Polling in China, which is difficult to carry out given media and other government restrictions, suggests a parallel hardening of Chinese views towards the US.
But Beijing has largely concluded that widespread US popular support, while a ballast for the US-China relationship, is less important at this juncture than building support among business leaders whom Trump listens to, said Sourabh Gupta, senior fellow at the Institute for China-America Studies in Washington.
“Li Qiang is not that person who has that kind of name recognition to be able to do that in America,” said Gupta.

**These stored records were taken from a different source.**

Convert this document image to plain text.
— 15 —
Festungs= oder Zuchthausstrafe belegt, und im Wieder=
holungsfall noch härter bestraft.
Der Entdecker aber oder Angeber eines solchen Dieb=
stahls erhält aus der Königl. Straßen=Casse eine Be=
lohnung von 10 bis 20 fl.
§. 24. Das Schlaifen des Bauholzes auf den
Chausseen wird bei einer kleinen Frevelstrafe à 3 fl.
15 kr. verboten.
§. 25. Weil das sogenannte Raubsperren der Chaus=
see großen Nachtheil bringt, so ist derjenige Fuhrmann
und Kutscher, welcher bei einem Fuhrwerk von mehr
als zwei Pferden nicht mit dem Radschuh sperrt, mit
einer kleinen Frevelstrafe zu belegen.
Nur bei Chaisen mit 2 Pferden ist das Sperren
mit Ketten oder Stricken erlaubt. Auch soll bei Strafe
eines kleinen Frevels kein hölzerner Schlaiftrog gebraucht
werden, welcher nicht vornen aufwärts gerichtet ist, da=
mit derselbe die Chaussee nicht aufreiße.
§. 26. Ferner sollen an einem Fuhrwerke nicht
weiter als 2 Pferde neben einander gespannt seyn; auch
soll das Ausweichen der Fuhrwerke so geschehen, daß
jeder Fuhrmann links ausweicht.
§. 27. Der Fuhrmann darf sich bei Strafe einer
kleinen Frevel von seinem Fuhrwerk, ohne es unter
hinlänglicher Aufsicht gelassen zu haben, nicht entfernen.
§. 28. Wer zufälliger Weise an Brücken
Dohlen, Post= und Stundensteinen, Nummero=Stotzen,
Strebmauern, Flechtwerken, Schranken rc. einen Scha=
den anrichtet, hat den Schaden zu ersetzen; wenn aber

“The focus is more on reaching the necessary people who can help further that conversation with the Trump administration,” he added. “They’re doing all the things that the business community would want them to do, to show that they’re doing from their side what they can to create good vibes.”
Among those who attended Thursday’s meeting were senior corporate executives from Goldman Sachs, Estée Lauder, Visa, Las Vegas Sands, Pfizer, and Citadel Securities, as well as Harvard professor Graham Allison.
“It is essential to American interests that business leaders and policy experts have the opportunity to discuss key issues, address concerns and maintain working relationships with Chinese leaders,” said Stephen Orlins, the National Committee’s president, in a statement.
The meeting included discussions on trade, market access, moves aimed at “creating a level playing field for US companies in China”, efforts to further a “predictable and stable business environment” and the need for ongoing dialogue between senior US and Chinese leaders, attendees said.
Li, China’s second-ranking member on the Politburo Standing Committee, also told US executives during the closed-door meeting that China has the confidence and ability to maintain stable and healthy economic development and create more opportunities for enterprises from around the world, including US companies, according to Xinhua.

Li, a former Shanghai Communist Party secretary known for his pro-business policies and understated manner, is scheduled to address the UN General Assembly on Friday. His remarks are expected to focus on the importance of multilateralism, the UN Charter and global order – highlighting China’s confident, different approach to global affairs than America’s under Trump.
“During this season when the UNGA is for the first time with Donald Trump in his second avatar, they’re just showing that, look, we are responsible people, China is a responsible country,” added Gupta.
During a 56-minute speech on Tuesday that far exceeded his 15-minute allotted time, the mercurial US president assailed the UN, called some member states “stupid” for their governance approach and riffed about broken escalators and what flooring the UN building should install.
“I don’t say that in a braggadocios way, but it’s true,” Trump said. “I’ve been right about everything.”